4.1.2 A CIPESC ® como instrumento do processo de trabalho do enfermeiro

Verificou-se que os participantes da pesquisa não tinham conhecimento sobre o inventário vocabular CIPESC® antes da implantação do sistema informatizado no município. Além disso, a não obrigatoriedade de uso da CIPESC® no atendimento de enfermagem também favoreceu que o uso desse instrumento estivesse condicionado à curiosidade dos enfermeiros, como salientam as falas abaixo:

[...] Todo mundo aqui, quem usou, usou mais como curiosidade. Em nenhum momento foi colocado para que nós utilizássemos como rotina, que nós incorporássemos isso na consulta mesmo, para que nós pudéssemos fazer avaliações depois (G3-E1).

[...] Não é obrigatório. É possível salvar a consulta sem que seja preciso colocar a CIPESC (G2-E2).

Quanto ao uso da CIPESC® no software disponível, os enfermeiros relataram que o respectivo campo encontra-se ao lado do campo destinado ao preenchimento dos dados obtidos na entrevista e exame físico. Dessa forma, as participantes procuram utilizar a CIPESC® a partir dos sinais e sintomas reconhecidos durante a consulta de enfermagem com o intuito de classificar a situação do usuário, como exemplifica a fala abaixo:

[...] Nós utilizamos a CIPESC nas consultas de enfermagem para classificação da situação do paciente (G4-E5).

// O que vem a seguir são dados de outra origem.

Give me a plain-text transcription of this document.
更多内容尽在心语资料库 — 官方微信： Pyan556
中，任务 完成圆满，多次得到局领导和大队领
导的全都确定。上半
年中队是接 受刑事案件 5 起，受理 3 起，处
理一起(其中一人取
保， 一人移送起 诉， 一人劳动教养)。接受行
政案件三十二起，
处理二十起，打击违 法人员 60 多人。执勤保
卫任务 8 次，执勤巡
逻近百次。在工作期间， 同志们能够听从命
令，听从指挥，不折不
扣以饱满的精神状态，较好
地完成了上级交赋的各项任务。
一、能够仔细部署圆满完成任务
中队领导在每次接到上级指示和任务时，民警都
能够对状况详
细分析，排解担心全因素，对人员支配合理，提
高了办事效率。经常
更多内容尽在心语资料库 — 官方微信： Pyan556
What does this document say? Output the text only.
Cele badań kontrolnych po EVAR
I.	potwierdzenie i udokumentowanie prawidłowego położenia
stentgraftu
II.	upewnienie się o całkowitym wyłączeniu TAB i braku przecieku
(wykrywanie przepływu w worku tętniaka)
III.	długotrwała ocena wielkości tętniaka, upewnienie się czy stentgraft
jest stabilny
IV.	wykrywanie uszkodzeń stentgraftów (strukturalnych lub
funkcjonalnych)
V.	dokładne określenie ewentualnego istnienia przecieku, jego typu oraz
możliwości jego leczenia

Entretanto, os enfermeiros apontaram como dificuldade o fato da CIPESC® disponível no sistema informatizado do município contemplar apenas diagnósticos e intervenções de Enfermagem relacionadas especificamente às áreas de Saúde da Mulher e Saúde da Criança. Ainda, os enfermeiros reconheceram a necessidade de inclusão de termos relacionados as outras áreas, e citaram como exemplos: saúde do idoso, saúde do homem, pré-natal, diabéticos, hipertensos, entre outras.

Em decorrência disso, os enfermeiros mencionaram que acabam usando a CIPESC® com maior frequência no atendimento à criança durante as consultas de puericultura.

[...] a CIPESC está um pouco limitada, porque só dá acesso à saúde da criança e saúde da mulher (G3-E1).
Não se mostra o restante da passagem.